- From: Henri Sivonen <hsivonen@iki.fi>
- Date: Mon, 28 May 2007 17:28:06 +0300
For proper communication it is important that a document is decoded reliably. In addition, for security reasons, it is important that documents are decoded the same way by browsers and by gatekeeper tools. To this end, I think at least for conforming documents the algorithm for establishing the character encoding should be deterministic. I'd like to request two things: 1) When sniffing for meta charset, the current draft allows a use agent to give up sooner than after examining the first 512 bytes. To make meta charset sniffing reliable and deterministic so that it doesn't depend on flukes in buffering, I think UAs should (if there's no transfer protocol level charset label and no BOM) be required to consumer bytes until they find a meta charset, reach the EOF or have examined 512 bytes. That is, I think UAs should not be allowed to give up earlier. (On the other hand, I think UAs should be allowed to start examining the byte stream before 512 have been buffered without an IO error, since in general, byte stream buffer management should be up to the IO libraries and outside the scope of the HTML spec.) 2) Since the chardet step is optional and the spec doesn't make the Mozilla chardet behavior normative, I think the document should be considered non-conforming if the algorithm for establishing the character encoding proceeds to steps 6 (chardet) or 7 (last resort default).
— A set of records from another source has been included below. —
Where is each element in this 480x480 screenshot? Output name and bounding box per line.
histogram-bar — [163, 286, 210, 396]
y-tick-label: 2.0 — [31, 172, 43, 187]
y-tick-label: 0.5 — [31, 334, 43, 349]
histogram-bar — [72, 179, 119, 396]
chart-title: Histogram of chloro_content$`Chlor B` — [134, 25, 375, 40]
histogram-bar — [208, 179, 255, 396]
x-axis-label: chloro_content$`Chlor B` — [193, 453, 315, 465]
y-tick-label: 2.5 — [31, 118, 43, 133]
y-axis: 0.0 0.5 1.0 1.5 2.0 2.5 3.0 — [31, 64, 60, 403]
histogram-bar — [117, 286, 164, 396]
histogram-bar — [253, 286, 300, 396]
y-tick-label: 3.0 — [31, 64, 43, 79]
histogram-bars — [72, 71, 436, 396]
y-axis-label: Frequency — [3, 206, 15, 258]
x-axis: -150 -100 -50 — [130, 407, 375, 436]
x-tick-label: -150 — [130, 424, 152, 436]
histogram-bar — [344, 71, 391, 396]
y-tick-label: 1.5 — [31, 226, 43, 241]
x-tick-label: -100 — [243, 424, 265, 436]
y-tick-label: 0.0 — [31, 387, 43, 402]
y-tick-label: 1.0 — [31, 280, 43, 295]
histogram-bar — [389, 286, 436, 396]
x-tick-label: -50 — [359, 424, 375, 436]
Personally, I'd prefer formulating such a document conformance requirement as part of the algorithm, but given recent feedback, I am aware that most people wish to maintain a separation of processing models and document conformance requirement. (For me, mixing the two is what I have to do in my head anyway. ;-) It wouldn't hurt, though, to say in the section on writing documents that at least one of the following is required for document conformance: * A transfer protocol-level character encoding declaration. * A meta charset within the first 512 bytes. * A BOM. -- Henri Sivonen hsivonen at iki.fi http://hsivonen.iki.fi/
Received on Monday, 28 May 2007 07:28:06 UTC